Abstract
In the multiple object tracking task an observer tracks moving targets within a set of featurally identical objects. Because error rates increase as target load (number of tracked targets) increases, the task is frequently cited as evidence of commodity-like resources that limit attention and working memory, with ongoing debates focused on whether resource allocation is fixed or flexible. Here we challenge the common assumption that resources limit tracking performance in the first place, adducing evidence from eye tracking experiments and a probabilistic model. The model infers the positions of targets on the basis of noisy samples received at a rate of 12Hz (similar results obtain at 20Hz), and it uses a nearest-neighbor algorithm to address correspondences between tracked targets and packets of unlabeled samples (including from nontargets). The noise in received samples depends on the distance of the relevant object from fixation (following Bouma’s law). As a result, fixation position greatly impacts performance. 20 participants completed tracking trials with loads between three and eight and several speed settings. The model then simulated each participant, assuming his or her actual fixations. Without fitting parameters and with the same settings (apart from fixations) under all conditions, the model produced speed and load effects that were significantly correlated with those of human observers. The model also captured trial-by-trial performance variance (controlling for load). And most strikingly, it accounted for between-subject variance, ranking participants as they ranked in practice.

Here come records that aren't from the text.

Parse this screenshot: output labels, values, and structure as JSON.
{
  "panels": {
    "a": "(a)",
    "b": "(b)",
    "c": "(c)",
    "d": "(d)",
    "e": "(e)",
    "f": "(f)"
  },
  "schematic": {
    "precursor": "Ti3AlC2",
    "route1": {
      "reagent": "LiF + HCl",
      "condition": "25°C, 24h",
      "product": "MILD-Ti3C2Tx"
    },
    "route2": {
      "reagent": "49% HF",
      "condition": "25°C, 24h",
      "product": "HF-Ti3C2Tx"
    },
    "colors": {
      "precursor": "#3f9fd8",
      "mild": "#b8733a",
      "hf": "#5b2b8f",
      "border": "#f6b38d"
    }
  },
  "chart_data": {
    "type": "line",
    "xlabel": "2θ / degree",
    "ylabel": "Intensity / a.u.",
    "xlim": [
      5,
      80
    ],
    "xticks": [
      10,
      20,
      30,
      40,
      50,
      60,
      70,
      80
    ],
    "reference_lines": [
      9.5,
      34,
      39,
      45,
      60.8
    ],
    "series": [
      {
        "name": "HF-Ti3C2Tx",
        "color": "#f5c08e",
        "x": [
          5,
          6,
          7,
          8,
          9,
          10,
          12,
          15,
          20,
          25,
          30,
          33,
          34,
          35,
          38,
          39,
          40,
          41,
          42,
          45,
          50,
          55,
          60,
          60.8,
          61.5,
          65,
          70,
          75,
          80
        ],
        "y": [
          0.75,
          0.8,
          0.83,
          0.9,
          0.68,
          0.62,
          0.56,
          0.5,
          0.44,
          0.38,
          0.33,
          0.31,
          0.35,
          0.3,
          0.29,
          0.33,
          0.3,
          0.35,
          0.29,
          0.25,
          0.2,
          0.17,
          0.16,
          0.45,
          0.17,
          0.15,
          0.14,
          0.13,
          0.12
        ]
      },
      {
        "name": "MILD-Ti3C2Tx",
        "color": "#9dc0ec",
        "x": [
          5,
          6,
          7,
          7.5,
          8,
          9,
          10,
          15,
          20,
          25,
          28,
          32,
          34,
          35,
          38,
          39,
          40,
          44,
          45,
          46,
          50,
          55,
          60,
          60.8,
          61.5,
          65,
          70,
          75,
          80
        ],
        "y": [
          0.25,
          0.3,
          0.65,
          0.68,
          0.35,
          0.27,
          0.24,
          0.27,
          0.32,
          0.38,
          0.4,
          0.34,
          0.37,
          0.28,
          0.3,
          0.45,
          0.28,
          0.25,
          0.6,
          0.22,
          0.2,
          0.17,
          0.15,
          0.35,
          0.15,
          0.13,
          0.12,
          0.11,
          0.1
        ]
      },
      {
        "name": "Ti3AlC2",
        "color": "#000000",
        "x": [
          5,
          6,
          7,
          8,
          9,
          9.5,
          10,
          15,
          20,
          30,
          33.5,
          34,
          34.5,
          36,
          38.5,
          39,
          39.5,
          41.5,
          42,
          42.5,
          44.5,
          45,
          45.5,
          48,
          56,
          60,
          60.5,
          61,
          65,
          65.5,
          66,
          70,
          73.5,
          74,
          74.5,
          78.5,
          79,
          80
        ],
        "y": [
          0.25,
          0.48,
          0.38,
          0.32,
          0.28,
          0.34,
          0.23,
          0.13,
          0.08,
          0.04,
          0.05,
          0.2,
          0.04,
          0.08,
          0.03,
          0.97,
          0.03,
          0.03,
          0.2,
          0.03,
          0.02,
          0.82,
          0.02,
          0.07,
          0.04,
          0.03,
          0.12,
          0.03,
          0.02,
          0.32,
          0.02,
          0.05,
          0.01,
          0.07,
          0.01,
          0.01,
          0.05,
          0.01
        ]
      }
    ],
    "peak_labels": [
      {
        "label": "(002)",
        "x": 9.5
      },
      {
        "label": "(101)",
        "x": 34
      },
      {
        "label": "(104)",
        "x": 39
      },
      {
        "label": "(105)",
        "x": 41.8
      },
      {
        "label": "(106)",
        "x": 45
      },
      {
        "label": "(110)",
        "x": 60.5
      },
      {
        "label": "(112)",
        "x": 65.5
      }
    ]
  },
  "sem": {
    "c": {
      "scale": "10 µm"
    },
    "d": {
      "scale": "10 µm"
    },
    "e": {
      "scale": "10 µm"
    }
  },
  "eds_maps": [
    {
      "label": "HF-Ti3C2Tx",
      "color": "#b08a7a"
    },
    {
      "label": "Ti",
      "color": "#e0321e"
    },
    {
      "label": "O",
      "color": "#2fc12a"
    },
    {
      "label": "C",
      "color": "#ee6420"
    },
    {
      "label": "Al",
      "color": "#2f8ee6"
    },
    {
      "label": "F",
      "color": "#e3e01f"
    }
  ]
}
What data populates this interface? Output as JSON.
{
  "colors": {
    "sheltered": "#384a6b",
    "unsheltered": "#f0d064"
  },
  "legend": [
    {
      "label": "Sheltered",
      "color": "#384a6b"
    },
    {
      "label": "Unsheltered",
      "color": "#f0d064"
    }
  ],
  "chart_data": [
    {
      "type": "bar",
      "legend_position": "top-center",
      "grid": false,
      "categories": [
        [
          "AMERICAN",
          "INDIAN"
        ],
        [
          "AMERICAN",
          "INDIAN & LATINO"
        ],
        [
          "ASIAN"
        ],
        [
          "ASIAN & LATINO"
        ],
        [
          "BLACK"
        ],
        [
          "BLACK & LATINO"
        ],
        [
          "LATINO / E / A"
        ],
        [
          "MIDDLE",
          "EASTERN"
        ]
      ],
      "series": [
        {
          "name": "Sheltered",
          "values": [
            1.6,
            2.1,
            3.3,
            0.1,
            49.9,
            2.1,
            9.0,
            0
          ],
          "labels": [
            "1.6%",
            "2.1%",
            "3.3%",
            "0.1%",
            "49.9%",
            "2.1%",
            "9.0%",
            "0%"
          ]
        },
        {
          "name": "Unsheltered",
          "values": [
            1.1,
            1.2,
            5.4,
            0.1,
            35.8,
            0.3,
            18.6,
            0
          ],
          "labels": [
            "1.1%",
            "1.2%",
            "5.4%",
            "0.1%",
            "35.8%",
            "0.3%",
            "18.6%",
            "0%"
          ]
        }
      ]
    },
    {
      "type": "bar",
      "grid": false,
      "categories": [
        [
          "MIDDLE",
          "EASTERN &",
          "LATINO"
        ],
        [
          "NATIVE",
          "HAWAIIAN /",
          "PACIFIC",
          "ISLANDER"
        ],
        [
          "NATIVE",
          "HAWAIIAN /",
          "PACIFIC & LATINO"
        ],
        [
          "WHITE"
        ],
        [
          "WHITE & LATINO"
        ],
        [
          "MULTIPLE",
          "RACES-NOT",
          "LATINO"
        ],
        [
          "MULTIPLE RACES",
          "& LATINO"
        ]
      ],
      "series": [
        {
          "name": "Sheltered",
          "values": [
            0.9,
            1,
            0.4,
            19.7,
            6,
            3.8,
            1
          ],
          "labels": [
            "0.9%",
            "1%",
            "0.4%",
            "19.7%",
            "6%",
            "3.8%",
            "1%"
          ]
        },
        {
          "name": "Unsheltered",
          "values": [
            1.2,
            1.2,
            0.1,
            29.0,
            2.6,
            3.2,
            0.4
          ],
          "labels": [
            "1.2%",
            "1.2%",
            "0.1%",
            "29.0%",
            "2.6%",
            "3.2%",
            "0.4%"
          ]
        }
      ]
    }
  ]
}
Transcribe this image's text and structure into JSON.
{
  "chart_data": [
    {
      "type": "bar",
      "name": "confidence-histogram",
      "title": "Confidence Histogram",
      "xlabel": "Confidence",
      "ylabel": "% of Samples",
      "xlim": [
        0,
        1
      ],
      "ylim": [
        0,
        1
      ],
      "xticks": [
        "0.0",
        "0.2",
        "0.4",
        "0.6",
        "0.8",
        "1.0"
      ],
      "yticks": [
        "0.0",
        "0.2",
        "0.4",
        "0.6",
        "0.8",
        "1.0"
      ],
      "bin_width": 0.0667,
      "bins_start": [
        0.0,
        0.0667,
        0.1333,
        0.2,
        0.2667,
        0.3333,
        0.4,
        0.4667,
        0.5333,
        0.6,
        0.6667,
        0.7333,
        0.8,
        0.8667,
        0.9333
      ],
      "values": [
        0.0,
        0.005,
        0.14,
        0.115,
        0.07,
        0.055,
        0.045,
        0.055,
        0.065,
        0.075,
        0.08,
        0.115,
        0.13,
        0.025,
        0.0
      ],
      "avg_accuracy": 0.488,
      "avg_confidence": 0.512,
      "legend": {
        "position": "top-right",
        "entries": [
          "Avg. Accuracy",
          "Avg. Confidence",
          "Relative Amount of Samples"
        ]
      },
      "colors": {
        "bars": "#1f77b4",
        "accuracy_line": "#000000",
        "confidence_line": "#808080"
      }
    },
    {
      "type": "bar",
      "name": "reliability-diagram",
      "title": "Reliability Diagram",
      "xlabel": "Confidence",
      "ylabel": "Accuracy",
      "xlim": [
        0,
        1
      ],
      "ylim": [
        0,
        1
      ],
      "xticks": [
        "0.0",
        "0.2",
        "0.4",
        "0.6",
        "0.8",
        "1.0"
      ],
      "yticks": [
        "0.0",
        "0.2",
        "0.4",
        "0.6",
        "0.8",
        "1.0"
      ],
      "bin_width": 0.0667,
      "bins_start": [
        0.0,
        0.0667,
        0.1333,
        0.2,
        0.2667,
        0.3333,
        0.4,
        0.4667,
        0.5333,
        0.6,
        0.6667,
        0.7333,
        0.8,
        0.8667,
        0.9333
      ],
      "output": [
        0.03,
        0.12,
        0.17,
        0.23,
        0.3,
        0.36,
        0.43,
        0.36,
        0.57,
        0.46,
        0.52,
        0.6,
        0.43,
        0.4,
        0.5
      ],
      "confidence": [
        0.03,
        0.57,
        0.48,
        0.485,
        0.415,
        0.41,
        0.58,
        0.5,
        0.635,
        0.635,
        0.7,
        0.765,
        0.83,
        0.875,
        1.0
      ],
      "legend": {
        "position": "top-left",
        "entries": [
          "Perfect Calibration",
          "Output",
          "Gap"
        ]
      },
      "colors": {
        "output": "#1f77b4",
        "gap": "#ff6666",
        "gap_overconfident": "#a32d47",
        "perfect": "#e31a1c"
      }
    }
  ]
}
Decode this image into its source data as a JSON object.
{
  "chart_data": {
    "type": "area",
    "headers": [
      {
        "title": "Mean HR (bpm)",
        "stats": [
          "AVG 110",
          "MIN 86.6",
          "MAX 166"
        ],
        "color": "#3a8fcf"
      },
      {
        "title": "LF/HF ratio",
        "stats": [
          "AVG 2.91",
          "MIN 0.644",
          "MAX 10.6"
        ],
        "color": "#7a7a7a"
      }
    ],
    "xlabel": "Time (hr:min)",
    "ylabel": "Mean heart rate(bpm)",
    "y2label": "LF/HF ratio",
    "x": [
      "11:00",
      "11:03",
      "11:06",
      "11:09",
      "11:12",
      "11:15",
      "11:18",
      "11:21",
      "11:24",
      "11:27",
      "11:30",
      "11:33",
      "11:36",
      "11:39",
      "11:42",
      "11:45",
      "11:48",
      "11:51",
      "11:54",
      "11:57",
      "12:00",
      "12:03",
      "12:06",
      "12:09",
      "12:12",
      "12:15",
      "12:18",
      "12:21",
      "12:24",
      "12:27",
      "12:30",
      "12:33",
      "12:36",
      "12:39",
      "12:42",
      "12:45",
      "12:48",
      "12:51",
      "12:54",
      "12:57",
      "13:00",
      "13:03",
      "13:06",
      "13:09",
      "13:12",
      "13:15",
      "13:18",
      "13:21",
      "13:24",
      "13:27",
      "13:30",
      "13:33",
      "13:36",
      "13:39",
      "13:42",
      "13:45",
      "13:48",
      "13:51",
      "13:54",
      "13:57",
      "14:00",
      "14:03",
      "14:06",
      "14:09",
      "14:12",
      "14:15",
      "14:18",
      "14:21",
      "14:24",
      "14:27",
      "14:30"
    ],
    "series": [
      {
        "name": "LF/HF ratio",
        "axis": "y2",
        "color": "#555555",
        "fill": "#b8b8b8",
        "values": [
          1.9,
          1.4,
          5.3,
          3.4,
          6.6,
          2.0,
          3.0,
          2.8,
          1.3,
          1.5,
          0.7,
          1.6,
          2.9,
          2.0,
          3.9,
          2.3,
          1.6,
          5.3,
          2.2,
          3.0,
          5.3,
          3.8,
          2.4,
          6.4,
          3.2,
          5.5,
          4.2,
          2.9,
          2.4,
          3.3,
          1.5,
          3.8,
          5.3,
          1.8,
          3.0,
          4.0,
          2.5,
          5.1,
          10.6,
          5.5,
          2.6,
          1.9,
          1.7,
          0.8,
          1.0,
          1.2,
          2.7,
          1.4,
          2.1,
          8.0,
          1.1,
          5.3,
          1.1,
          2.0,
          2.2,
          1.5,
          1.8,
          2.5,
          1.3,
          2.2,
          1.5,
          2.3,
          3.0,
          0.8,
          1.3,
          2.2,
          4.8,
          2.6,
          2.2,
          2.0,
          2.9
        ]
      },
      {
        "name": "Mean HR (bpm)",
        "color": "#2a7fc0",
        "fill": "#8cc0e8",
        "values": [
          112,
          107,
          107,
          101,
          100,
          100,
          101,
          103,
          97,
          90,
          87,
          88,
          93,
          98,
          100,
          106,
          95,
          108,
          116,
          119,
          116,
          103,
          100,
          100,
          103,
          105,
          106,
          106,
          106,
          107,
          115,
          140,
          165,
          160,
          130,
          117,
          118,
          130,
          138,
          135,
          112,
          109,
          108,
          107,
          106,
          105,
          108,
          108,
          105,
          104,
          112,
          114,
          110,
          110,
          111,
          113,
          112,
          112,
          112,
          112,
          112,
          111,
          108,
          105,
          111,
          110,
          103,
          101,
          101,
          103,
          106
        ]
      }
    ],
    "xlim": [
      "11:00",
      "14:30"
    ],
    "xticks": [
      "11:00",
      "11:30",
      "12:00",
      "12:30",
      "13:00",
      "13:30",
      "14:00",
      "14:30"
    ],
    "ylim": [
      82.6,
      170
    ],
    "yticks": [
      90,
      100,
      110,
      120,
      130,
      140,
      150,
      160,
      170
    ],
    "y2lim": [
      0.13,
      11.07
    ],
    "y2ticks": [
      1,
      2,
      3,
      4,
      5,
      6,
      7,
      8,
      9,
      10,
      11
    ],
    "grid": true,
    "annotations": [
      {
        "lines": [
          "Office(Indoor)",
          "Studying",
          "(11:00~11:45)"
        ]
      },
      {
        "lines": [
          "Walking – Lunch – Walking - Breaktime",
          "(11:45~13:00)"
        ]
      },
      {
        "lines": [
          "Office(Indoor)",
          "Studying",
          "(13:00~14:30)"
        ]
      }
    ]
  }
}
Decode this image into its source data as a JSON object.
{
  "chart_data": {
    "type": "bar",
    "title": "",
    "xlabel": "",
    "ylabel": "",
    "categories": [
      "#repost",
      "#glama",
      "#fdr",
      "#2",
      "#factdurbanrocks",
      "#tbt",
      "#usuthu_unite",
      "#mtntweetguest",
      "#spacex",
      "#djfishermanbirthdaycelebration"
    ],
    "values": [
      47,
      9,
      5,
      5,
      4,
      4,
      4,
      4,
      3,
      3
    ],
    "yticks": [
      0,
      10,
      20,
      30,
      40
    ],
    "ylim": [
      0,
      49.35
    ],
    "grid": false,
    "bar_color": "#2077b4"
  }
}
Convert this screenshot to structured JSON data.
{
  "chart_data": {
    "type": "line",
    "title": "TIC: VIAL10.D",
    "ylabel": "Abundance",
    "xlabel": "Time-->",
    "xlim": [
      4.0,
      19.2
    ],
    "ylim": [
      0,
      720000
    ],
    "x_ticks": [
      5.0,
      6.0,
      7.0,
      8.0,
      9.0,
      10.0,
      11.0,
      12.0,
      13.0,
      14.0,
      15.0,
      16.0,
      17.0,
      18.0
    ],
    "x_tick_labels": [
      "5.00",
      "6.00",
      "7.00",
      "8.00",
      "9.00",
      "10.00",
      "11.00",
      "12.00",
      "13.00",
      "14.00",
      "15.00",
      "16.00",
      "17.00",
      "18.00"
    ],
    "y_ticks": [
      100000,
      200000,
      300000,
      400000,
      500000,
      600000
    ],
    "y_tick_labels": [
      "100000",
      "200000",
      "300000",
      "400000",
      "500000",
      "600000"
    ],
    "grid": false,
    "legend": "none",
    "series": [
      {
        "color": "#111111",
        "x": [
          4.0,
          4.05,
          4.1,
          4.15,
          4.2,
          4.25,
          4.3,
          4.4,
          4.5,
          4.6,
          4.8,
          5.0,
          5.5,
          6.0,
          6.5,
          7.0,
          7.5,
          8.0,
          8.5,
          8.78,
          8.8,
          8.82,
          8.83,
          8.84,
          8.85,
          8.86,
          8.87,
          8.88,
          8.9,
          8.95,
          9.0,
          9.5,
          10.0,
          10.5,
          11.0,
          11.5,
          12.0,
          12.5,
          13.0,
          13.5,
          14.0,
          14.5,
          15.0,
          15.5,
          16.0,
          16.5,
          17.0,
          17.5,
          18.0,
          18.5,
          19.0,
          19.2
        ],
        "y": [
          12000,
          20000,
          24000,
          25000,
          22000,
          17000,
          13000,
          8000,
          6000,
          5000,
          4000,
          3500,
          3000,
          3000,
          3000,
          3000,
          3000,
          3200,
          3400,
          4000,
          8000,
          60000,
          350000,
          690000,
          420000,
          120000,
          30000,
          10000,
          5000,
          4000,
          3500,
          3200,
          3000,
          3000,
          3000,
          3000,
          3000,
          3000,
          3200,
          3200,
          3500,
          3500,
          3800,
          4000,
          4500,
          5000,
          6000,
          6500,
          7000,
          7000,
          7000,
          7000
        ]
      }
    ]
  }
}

In summary: A model with a limited sampling rate and eccentricity dependent noise —but with neither fixed nor flexible resource limits— produces the typical load and speed effects taken as evidence of resources. Incorporating inter-observer fixation differences accounts for inter-observer differences in performance. These results suggest that MOT capacity limits are effective, not inherent, arising because of interactions between task parameters, fixation, and correspondence computations.
Meeting abstract presented at VSS 2015